PW: The teaching began out of dinners where friends would ask me to tell them “all about sea salt” or “all about olive oil,” and it seemed to me that this might be my calling. We began classes in 1995 and never looked back. It is exhilarating, hard work, and I learn something new with each class. It is also an ideal way to weave my recipes, recipe testing and the books in with the classes. I get to see student response to recipes long before the book is published.
CR: How do you choose recipes to be in your books?
PW: Many of my ideas come from the outdoor markets and from restaurants. I come up with many more ideas than I ever have time to test. I love cooking with the seasons and also love coming home from a restaurant and trying out an idea while the flavors and images are still fresh.
CR: What is your favorite grocery store to visit?
PW: In Paris, we live near La Grande Epicierie, the luxury grocery store run by the Bon Marché department store. I could go every day and find something new and different.
CR: What is your favorite restaurant?
PW: That’s a very hard question. My current favorite is Astrance in Paris. Chef Pascal Barbot presents some of the most original, colorful, unique food that I know. I have been three times in the past few months and he never repeats a dish. Like many chefs now he presents a “surprise” menu. There are no choices and each course a surprise. He has a classic background but like a fine artist puts his stamp on each dish, playing with colors, lots of Asian ingredients, and textures. I always leave the restaurant uplifted.
CR: What is like being a restaurant critic?

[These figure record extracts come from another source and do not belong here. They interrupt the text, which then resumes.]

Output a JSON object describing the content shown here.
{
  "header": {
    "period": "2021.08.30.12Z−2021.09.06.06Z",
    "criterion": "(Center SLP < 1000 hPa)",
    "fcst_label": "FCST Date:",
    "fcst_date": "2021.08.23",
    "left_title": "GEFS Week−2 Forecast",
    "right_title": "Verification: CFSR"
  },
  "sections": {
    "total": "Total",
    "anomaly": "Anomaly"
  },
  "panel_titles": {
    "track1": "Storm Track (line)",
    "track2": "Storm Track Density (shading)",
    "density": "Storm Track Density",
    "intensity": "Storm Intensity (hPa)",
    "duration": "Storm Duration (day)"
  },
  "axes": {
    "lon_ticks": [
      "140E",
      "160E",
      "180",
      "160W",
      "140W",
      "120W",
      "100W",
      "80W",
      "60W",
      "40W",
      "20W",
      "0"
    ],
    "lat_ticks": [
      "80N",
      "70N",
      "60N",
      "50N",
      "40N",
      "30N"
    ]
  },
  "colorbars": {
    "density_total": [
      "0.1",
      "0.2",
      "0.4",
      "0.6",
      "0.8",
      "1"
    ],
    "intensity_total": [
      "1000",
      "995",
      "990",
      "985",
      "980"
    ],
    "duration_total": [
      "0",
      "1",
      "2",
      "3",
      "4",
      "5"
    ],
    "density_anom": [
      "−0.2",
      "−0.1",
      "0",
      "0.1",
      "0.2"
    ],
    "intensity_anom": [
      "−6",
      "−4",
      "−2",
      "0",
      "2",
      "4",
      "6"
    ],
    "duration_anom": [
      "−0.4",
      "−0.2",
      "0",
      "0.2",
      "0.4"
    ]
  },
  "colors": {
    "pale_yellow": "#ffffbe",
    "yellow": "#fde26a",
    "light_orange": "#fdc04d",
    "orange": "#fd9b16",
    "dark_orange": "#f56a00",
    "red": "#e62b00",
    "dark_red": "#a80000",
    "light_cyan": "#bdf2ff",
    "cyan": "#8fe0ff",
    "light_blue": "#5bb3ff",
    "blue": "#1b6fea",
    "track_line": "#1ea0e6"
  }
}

PW: I was global restaurant critic for the International Herald Tribune for more than 25 years. I never tired of it. It is a world of discovery as well as trying to make sure than you never have a bad meal!
CR: What do you most want your readers to get out of your cookbooks?
PW: To get them into the kitchen to cook, to love cooking, to be inspired, satisfied and to love sharing it with family and friends.